From the March-April 2012 issue of News & Letters
Chicago—Several hundred people rallied against Chicago’s school “turnarounds” on Feb. 20 and marched to Mayor Rahm Emanuel’s house. Many marchers wore stickers over their mouths that read “Silenced” or “Excluded,” symbolizing how the mayor and his school board have run roughshod over schools without listening to parents, students, teachers or other school employees.
The board, obeying the mayor’s corporate agenda, periodically picks several schools to close or “turn around,” that is, privatize. The politically connected, union-busting Academy for Urban School Leadership (AUSL) has taken over 25 schools already.
This was part of a series of protests. One was at the Winnetka home of Timothy Cawley, chief administrative officer for the Chicago Public Schools (CPS). Another was a four-day sit-in outside Emanuel’s office. Earlier, an Occupy-style mic-check took over a school board meeting for 20 minutes.
And on Feb. 17-18, parents and students occupied Piccolo School, slated for turnaround. After Occupy Chicago and others answered their call for support, nearly 100 people had gathered to defend the occupation from the police, who backed off.

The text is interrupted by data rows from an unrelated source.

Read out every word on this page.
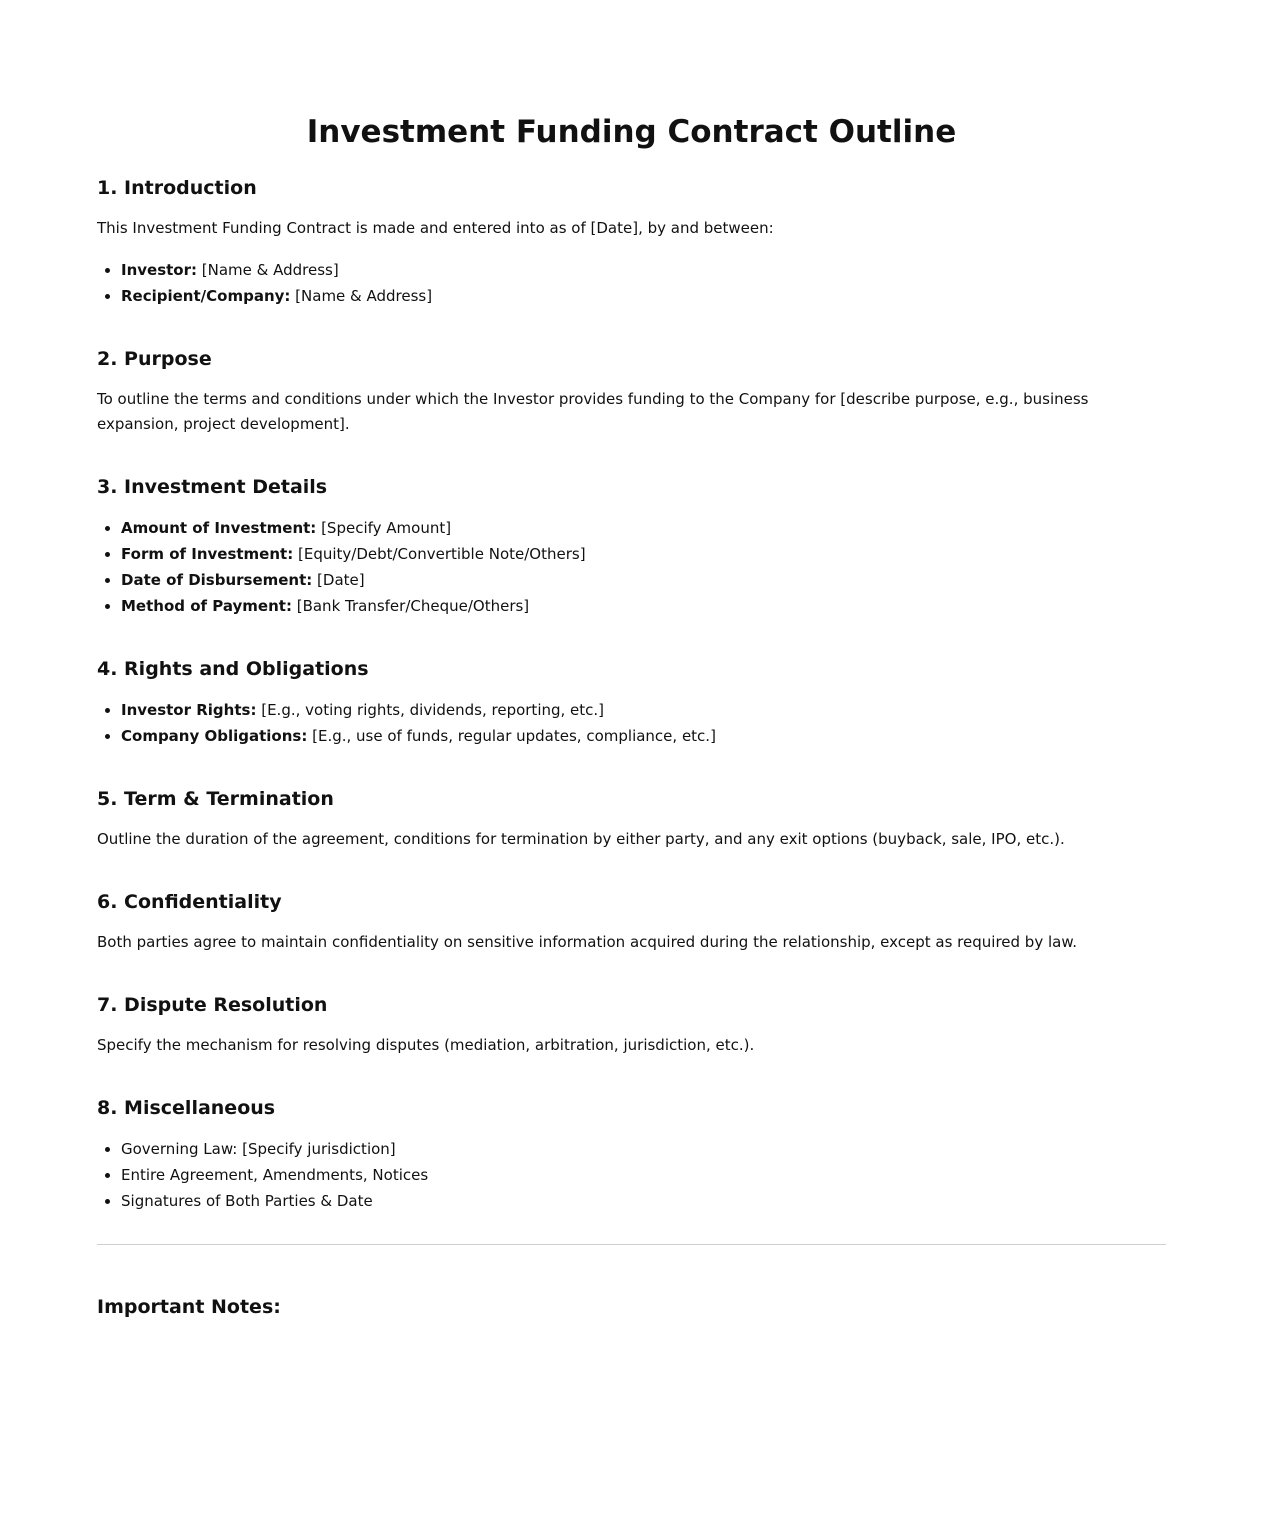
Investment Funding Contract Outline
1. Introduction

This Investment Funding Contract is made and entered into as of [Date], by and between:

• Investor: [Name & Address]
• Recipient/Company: [Name & Address]
2. Purpose

To outline the terms and conditions under which the Investor provides funding to the Company for [describe purpose, e.g., business expansion, project development].

3. Investment Details
• Amount of Investment: [Specify Amount]
• Form of Investment: [Equity/Debt/Convertible Note/Others]
• Date of Disbursement: [Date]
• Method of Payment: [Bank Transfer/Cheque/Others]
4. Rights and Obligations
• Investor Rights: [E.g., voting rights, dividends, reporting, etc.]
• Company Obligations: [E.g., use of funds, regular updates, compliance, etc.]
5. Term & Termination

Outline the duration of the agreement, conditions for termination by either party, and any exit options (buyback, sale, IPO, etc.).

6. Confidentiality

Both parties agree to maintain confidentiality on sensitive information acquired during the relationship, except as required by law.

7. Dispute Resolution

Specify the mechanism for resolving disputes (mediation, arbitration, jurisdiction, etc.).

8. Miscellaneous
• Governing Law: [Specify jurisdiction]
• Entire Agreement, Amendments, Notices
• Signatures of Both Parties & Date
Important Notes:
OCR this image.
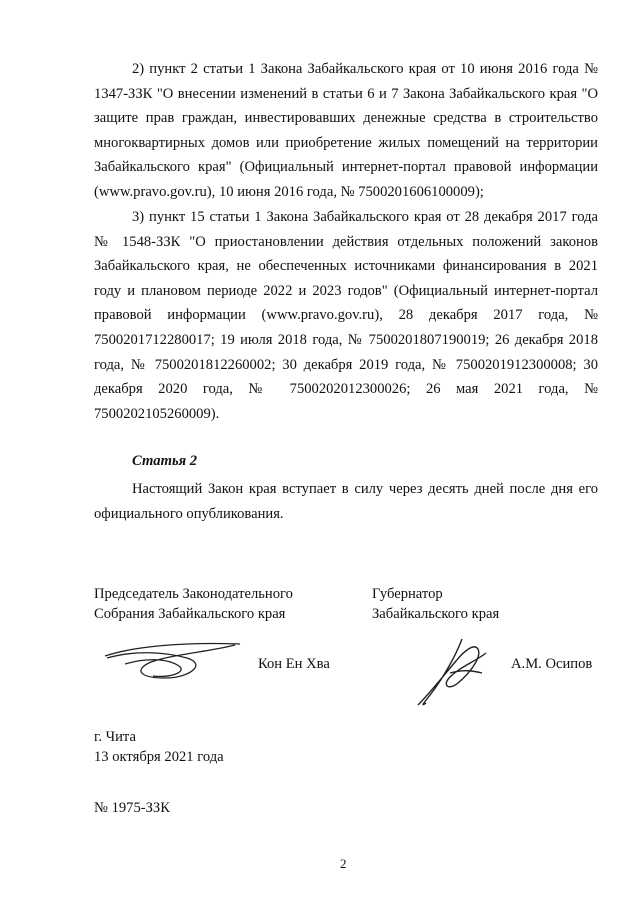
2) пункт 2 статьи 1 Закона Забайкальского края от 10 июня 2016 года № 1347-ЗЗК "О внесении изменений в статьи 6 и 7 Закона Забайкальского края "О защите прав граждан, инвестировавших денежные средства в строительство многоквартирных домов или приобретение жилых помещений на территории Забайкальского края" (Официальный интернет-портал правовой информации (www.pravo.gov.ru), 10 июня 2016 года, № 7500201606100009);
3) пункт 15 статьи 1 Закона Забайкальского края от 28 декабря 2017 года № 1548-ЗЗК "О приостановлении действия отдельных положений законов Забайкальского края, не обеспеченных источниками финансирования в 2021 году и плановом периоде 2022 и 2023 годов" (Официальный интернет-портал правовой информации (www.pravo.gov.ru), 28 декабря 2017 года, № 7500201712280017; 19 июля 2018 года, № 7500201807190019; 26 декабря 2018 года, № 7500201812260002; 30 декабря 2019 года, № 7500201912300008; 30 декабря 2020 года, № 7500202012300026; 26 мая 2021 года, № 7500202105260009).
Статья 2
Настоящий Закон края вступает в силу через десять дней после дня его официального опубликования.
Председатель Законодательного
Собрания Забайкальского края
Губернатор
Забайкальского края
Кон Ен Хва	А.М. Осипов
г. Чита
13 октября 2021 года
№ 1975-ЗЗК
2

“Piccolo has failed because CPS has refused to invest in public education,” occupiers said in a statement. “The school has struggled for years but you have taken out all the programs, classes and opportunities to learn.”
To no one’s surprise, on Feb. 22 the board rubber-stamped this year’s plan, closing seven more schools and “turning around” ten—all on the Black and Latino South and West Sides and Humboldt Park.
Quite a few marchers were from Occupy Chicago, Teachers for Social Justice, Communities United Against Foreclosures and Evictions, and other groups. Following is some of what we heard from a variety of speakers.
This is a civil rights issue. They are segregating our schools for their own personal use. We want a real investment in our neighborhood schools. We are taught that we live in a democracy where we have equal rights and living conditions, but it’s not true. We have been silenced, excluded and pushed around.
—Diamond McCullough, sophomore at Dyett High
We don’t have money for books, resources, programs, and computers. But we have $2 million to turn over your school to a private company and throw away the teachers and principals.
—Latina community activist
Only 18% of the schools that have replaced closed schools are high-performing. Of that 18%, 50% are selective-enrollment schools. It’s the new form of segregation. Black and Brown children are blocked from having a quality education.
—Jitu Brown of the Kenwood-Oakland Community Organization
Who are the biggest gangbangers in Chicago? Rahm Emanuel and [CPS Superintendent] Jean-Claude Brizard. Just like drug dealers, they don’t care how they get their money. Where are Rahm’s kids? In a private school. This isn’t a race issue. This is about money. Your kids are just meat to Emanuel and Brizard.
—Brian Jackson, parent of a Tilden Academy High student
It’s no education plan. It’s a business plan. It’s a 1% plan. We need decent working conditions for teachers, decent learning conditions for students, equitable resources, support and funding for all schools. We need an immediate moratorium on all proposed school actions.